Thursday, July 14, 2016

Lateral Raise (PowerBlocks Seated)

Target Muscles: Medial deltoids, Triceps, Anterior deltoids
Starting Position:
1. Stand with your feet hip-width apart, or sit on a bench.
2. Hold a PowerBlock (or Dumbbell) in each hand, arms straight at your sides and hands facing inwards.
The Movement:
1. Keep your elbows very slightly bent (at 10°) and raise the PowerBlocks (or Dumbbells) out to the sides.
2. Raise them until your elbows and hands are level with your shoulders - i.e. parallel to the floor. Your palms should face the par. Hold momentarily.
3. Slowly return to the starting position, resisting the weight on the way back down.
• Your little finger should be higher than your thumb at the top of the movement, as if you were pouring water from a jug.
• Do not swing the PowerBlocks (or Dumbbells) out or lean back as you raise them. Keep your body very still.
• Lead with your elbows rather than your hands.

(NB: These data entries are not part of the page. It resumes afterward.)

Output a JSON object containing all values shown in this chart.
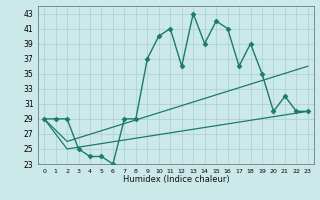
{
  "xlabel": "Humidex (Indice chaleur)",
  "xlim": [
    -0.5,
    23.5
  ],
  "ylim": [
    23,
    44
  ],
  "yticks": [
    23,
    25,
    27,
    29,
    31,
    33,
    35,
    37,
    39,
    41,
    43
  ],
  "xticks": [
    0,
    1,
    2,
    3,
    4,
    5,
    6,
    7,
    8,
    9,
    10,
    11,
    12,
    13,
    14,
    15,
    16,
    17,
    18,
    19,
    20,
    21,
    22,
    23
  ],
  "bg_color": "#cce9e9",
  "grid_color": "#aacfcf",
  "line_color": "#1a7a6e",
  "series": [
    {
      "x": [
        0,
        1,
        2,
        3,
        4,
        5,
        6,
        7,
        8,
        9,
        10,
        11,
        12,
        13,
        14,
        15,
        16,
        17,
        18,
        19,
        20,
        21,
        22,
        23
      ],
      "y": [
        29,
        29,
        29,
        25,
        24,
        24,
        23,
        29,
        29,
        37,
        40,
        41,
        36,
        43,
        39,
        42,
        41,
        36,
        39,
        35,
        30,
        32,
        30,
        30
      ],
      "marker": "D",
      "markersize": 2.5,
      "linewidth": 1.0
    },
    {
      "x": [
        0,
        2,
        23
      ],
      "y": [
        29,
        26,
        36
      ],
      "marker": null,
      "linewidth": 0.9
    },
    {
      "x": [
        0,
        2,
        23
      ],
      "y": [
        29,
        25,
        30
      ],
      "marker": null,
      "linewidth": 0.9
    }
  ]
}
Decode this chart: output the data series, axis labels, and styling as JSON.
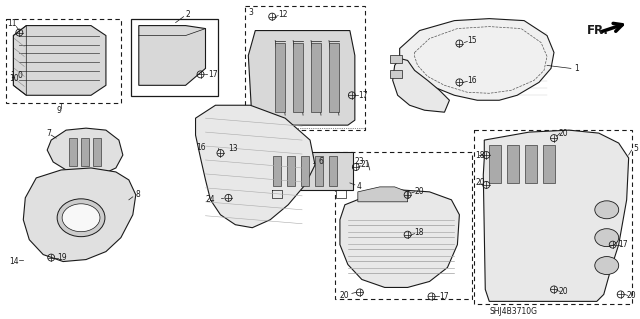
{
  "bg_color": "#ffffff",
  "diagram_id": "SHJ4B3710G",
  "fr_label": "FR.",
  "fig_width": 6.4,
  "fig_height": 3.19,
  "dpi": 100,
  "line_color": "#1a1a1a",
  "text_color": "#1a1a1a",
  "gray_fill": "#d8d8d8",
  "light_gray": "#e8e8e8",
  "font_size_label": 5.5,
  "font_size_id": 5.5,
  "font_size_fr": 8.5
}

Single arm: Lateral raises can be performed using one arm at a time. Hold on to an upright support with the other hand to help keep you steady. This allows you to concentrate fully on the move­ment and helps to prevent you swinging the PowerBlocks (or Dumbbells) upwards.
Cable lateral raise: The movement can be performed using a low pulley machine. You will need to use a lighter weight but this keeps more continuous tension on the deltoids.
Seated lateral raise: You can perform the movement sitting on the end of a bench. This reduces the tendency to generate momentum by swinging your body and is, therefore, a stricter movement. You may need to use lighter PowerBlocks (or Dumbbells) to complete the exercise in good form.